Ещё глубже залегли морщины на бабушкином лице. Да не сломить её, крепко было дерево её жизни, закалённое горем. Взяла она внучку на воспитание. С первых дней жизни выходила и выкормила, козьим молоком выпаивала и выросла Танюшка всем на зависть — ладненькая, округлая, глазки ясные, косички русые торчат в стороны, попрыгушка да хохотушка. Когда пришёл в их избу в жаркий летний полдень отец ей уже исполнилось шесть лет. Отец с бабушкой долго сидели в тот день и о чём-то говорили. Бабушка сначала была строгая и даже злая, а потом долго плакала и достала из шкафа старые фотографии, где Танюшкина мама молодая, когда ещё жива была и те, где сама Таня маленькая. Отец долго разглядывал фотографии, видно было, что ему тяжело и горько. Может это было позднее раскаяние? Таня сидела в углу и играла своими куклами, из разговора бабули с отцом она мало что поняла. Уже когда она подросла, и было ей лет пятнадцать, отец усадил её однажды рядом с собой и поведал ей их с мамой историю. Банальную, как и тысячи других, и в то же время неповторимую, как каждая из них…
Да что теперь осуждать и рассуждать? Что было, того не вернёшь, а дочка Танюшка вот она, перед ним стоит — отцова копия, и цвет глаз, и линия подбородка, и ямочки на щеках, даже выражение лица отцово. Долго думали они с бабушкой и решали, как с Танюшкой быть. — Одна я, Юра, осталась, нет у меня никого кроме внучки. Оставь ты её мне пока, тут и приволье и природа, а сам приезжай с городу, когда пожелаешь, мы тебе рады будем. Тут и школа ведь у нас есть и деревня немаленькая. Пусть растёт девчонка на свежем воздухе. А уж потом сама решит как ей быть, как взрослой станет. Так и сделали. Отец приезжал постоянно, на каждые выходные. Помогал бабушке по хозяйству, матерью её стал называть, сам-то он был детдомовский, квартиру ему дали в городе однокомнатную, на стройке работал сварщиком, деньги хорошие получал.
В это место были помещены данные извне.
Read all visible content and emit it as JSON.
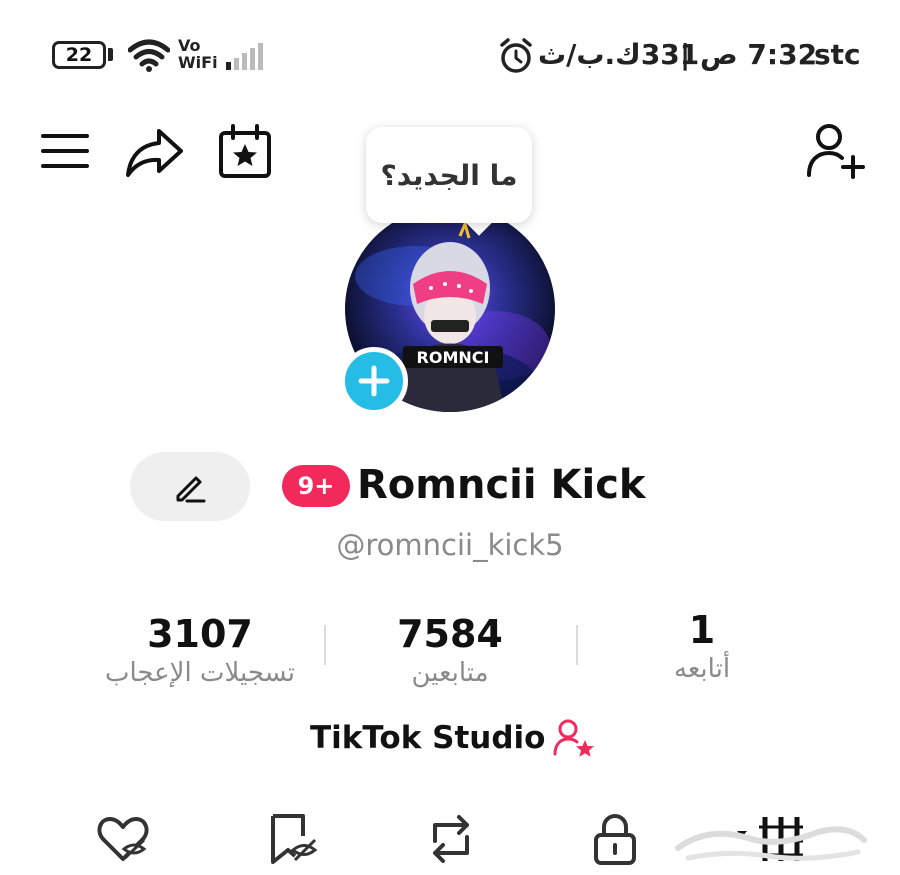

А вот так и не женился всю жизнь. Бобылем и прожил. Отчего так, Танюшка никогда не спрашивала. Бывает в жизни и такое, все судьбы разные, нет двух одинаковых и сердце у каждого своё — одному через неделю милая надоест, а другой и мёртвой будет верность хранить. Не Тане отца с матерью судить.
Приезжал отец всегда с подарками, с Таней крепко сдружился, вместе они и с горы зимой катались и снеговиков лепили, и поделки всякие делали, деревенские приумолкли. То бабушка с Танюшкой к нему поедут в город, то он к ним. Как подросла Таня, стала на все каникулы к отцу уезжать, а после школы и совсем перебралась к отцу в город. Поступила в медицинский университет, захотела стать врачом, чтобы жизни спасать, в память о маме своей.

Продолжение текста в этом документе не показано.